The story of the ’45 ends, as it began, among the Clanronald. They did not accept Culloden as the finish. Until King George’s navy found their ammunition dumps, they waged a mini-war of their own against the invaders of their territory. The contemporary press was full of their exploits. And when the ammunition ran out, there was still the Prince to shelter from the hunters who brought the hangman’s noose and the cat-of-nine-tails to loosen the tongues of men for whom £30,000 had no appeal. Well might Alasdair boast:

Ged spìon sibh an eridhe asainn,
‘S ar hrairnchean sìos a shracadh.
Cha toir sibh asainn Teàrlach
Gu bràth gus an téid ar tachdadh.

John Lorne Campbell’s translation:

Though you tear our hearts out,
And rend apart our bosoms,
Never shall you take Prince Charles
From us, till we’re a dying.

In July, in the hope of cornering the Prince, the military authorities set up a cordon of troops all the way from the head of Loch Hourn to the head of Loch Shiel. The sentries were posted within sight of each other. Before dark, huge fires were lit, and the soldiers patrolled continually from post to post. But one night Charles slipped through the cordon with Glenaladale and his brother John, Borrodale’s son John, and Donald Cameron of Glenpean. For five months after Culloden, while the Prince was hunted from place to place all over the West Highlands and Islands, he was seldom without at least one officer of the Clanronald Regiment. And, of course, Flora herself was of the Clanronald.

Alasdair did not live to write his Prince’s funeral elegy. That task fell to the young schoolmaster of Gairloch, William Ross. Alas, there is space here for only two verses of this poem which, to my mind, is the finest ever written on the ’45. The translation is John Lorne Campbell’s.
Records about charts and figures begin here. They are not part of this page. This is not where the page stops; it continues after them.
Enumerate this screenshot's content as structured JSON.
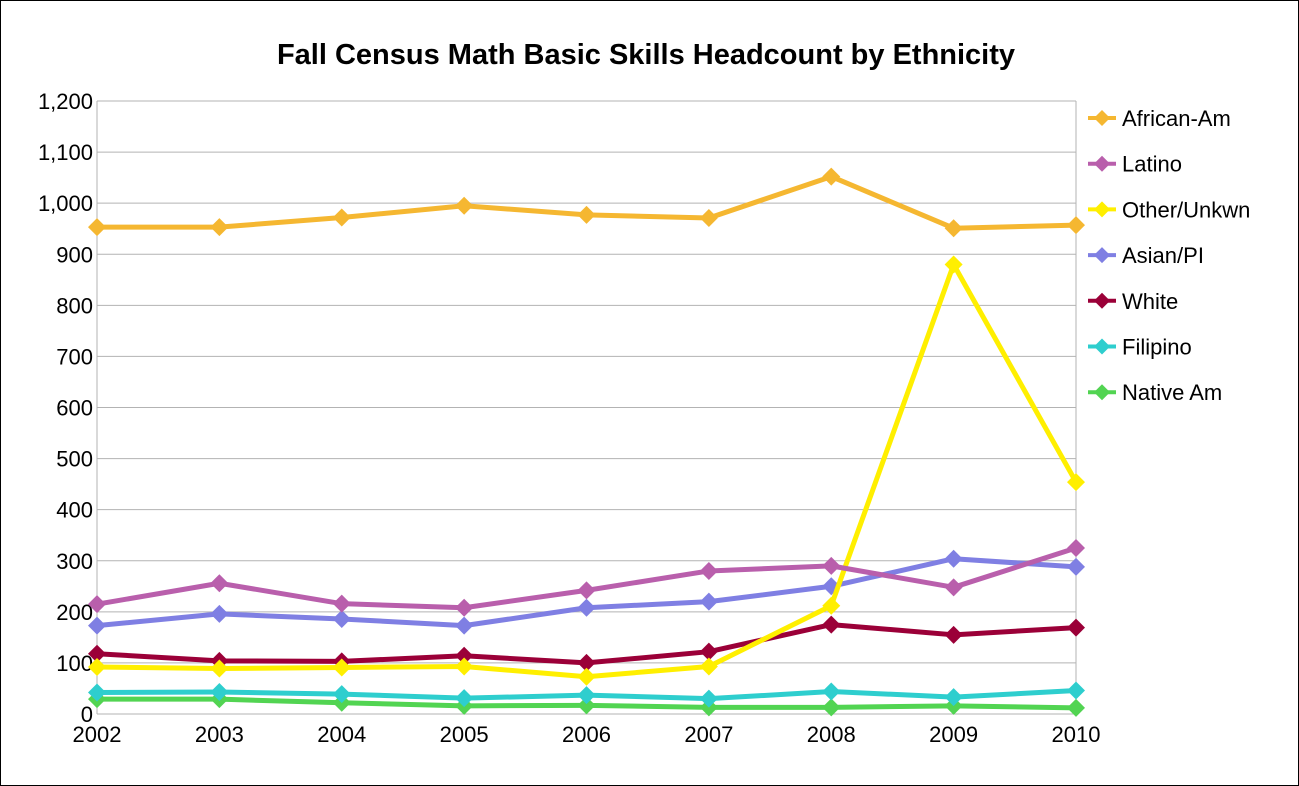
{
  "chart_data": {
    "type": "line",
    "title": "Fall Census Math Basic Skills Headcount by Ethnicity",
    "xlabel": "",
    "ylabel": "",
    "categories": [
      "2002",
      "2003",
      "2004",
      "2005",
      "2006",
      "2007",
      "2008",
      "2009",
      "2010"
    ],
    "ylim": [
      0,
      1200
    ],
    "yticks": [
      "0",
      "100",
      "200",
      "300",
      "400",
      "500",
      "600",
      "700",
      "800",
      "900",
      "1,000",
      "1,100",
      "1,200"
    ],
    "grid": true,
    "legend_position": "right",
    "series": [
      {
        "name": "African-Am",
        "color": "#F5B731",
        "values": [
          953,
          953,
          972,
          995,
          977,
          971,
          1052,
          951,
          957
        ]
      },
      {
        "name": "Latino",
        "color": "#B95FAC",
        "values": [
          215,
          256,
          216,
          208,
          242,
          280,
          290,
          248,
          325
        ]
      },
      {
        "name": "Other/Unkwn",
        "color": "#FFEF00",
        "values": [
          92,
          89,
          91,
          93,
          73,
          93,
          212,
          880,
          454
        ]
      },
      {
        "name": "Asian/PI",
        "color": "#7F7FE3",
        "values": [
          173,
          196,
          186,
          173,
          208,
          220,
          250,
          304,
          288
        ]
      },
      {
        "name": "White",
        "color": "#9B0038",
        "values": [
          118,
          104,
          103,
          114,
          100,
          122,
          175,
          155,
          169
        ]
      },
      {
        "name": "Filipino",
        "color": "#2ECECE",
        "values": [
          42,
          43,
          39,
          31,
          37,
          30,
          44,
          33,
          46
        ]
      },
      {
        "name": "Native Am",
        "color": "#52D452",
        "values": [
          29,
          29,
          22,
          16,
          17,
          13,
          13,
          16,
          12
        ]
      }
    ]
  }
}
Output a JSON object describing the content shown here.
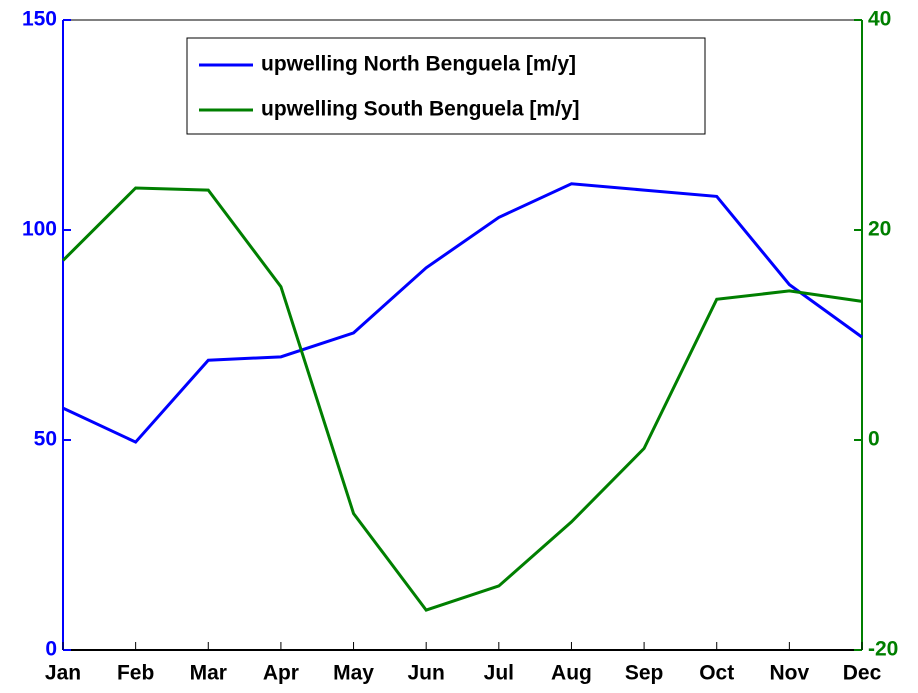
{
  "chart_data": {
    "type": "line",
    "categories": [
      "Jan",
      "Feb",
      "Mar",
      "Apr",
      "May",
      "Jun",
      "Jul",
      "Aug",
      "Sep",
      "Oct",
      "Nov",
      "Dec"
    ],
    "series": [
      {
        "name": "upwelling North Benguela [m/y]",
        "color": "#0000ff",
        "values": [
          57.6,
          49.5,
          69,
          69.8,
          75.5,
          91,
          103,
          111,
          109.5,
          108,
          87,
          74.5
        ]
      },
      {
        "name": "upwelling South Benguela [m/y]",
        "color": "#007f00",
        "axis": "y2",
        "values": [
          17.1,
          24,
          23.8,
          14.6,
          -7,
          -16.2,
          -13.9,
          -7.8,
          -0.8,
          13.4,
          14.2,
          13.2
        ]
      }
    ],
    "ylim": [
      0,
      150
    ],
    "yticks": [
      0,
      50,
      100,
      150
    ],
    "y2lim": [
      -20,
      40
    ],
    "y2ticks": [
      -20,
      0,
      20,
      40
    ],
    "legend": "top-center"
  }
}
Tha gach beinn, gach cnoc, ‘s gach sliabh
Air am faca sinn thù triall,
Nis air call an dreach ‘s am fiamh
O nach tig thu chaoidh nan cian.

Soraidh bhuan do’n t-Suaithneas Bhàn.
Gu Là Luain cha ghluais o’n bhàs,
Ghlac an uaigh an Suaithneas Bàn,
Is leacan fuaraidh tuam’ a thàmh.

Each hill-slope and mountainside,
On which we ever saw thee move,
Now has lost its form and hue
Since thou ne’er shalt come again.

Farewell to the white Cockade.
Till Doomsday he in death is laid,
The grave has ta’en the White Cockade,
The cold tombstone is now his shade.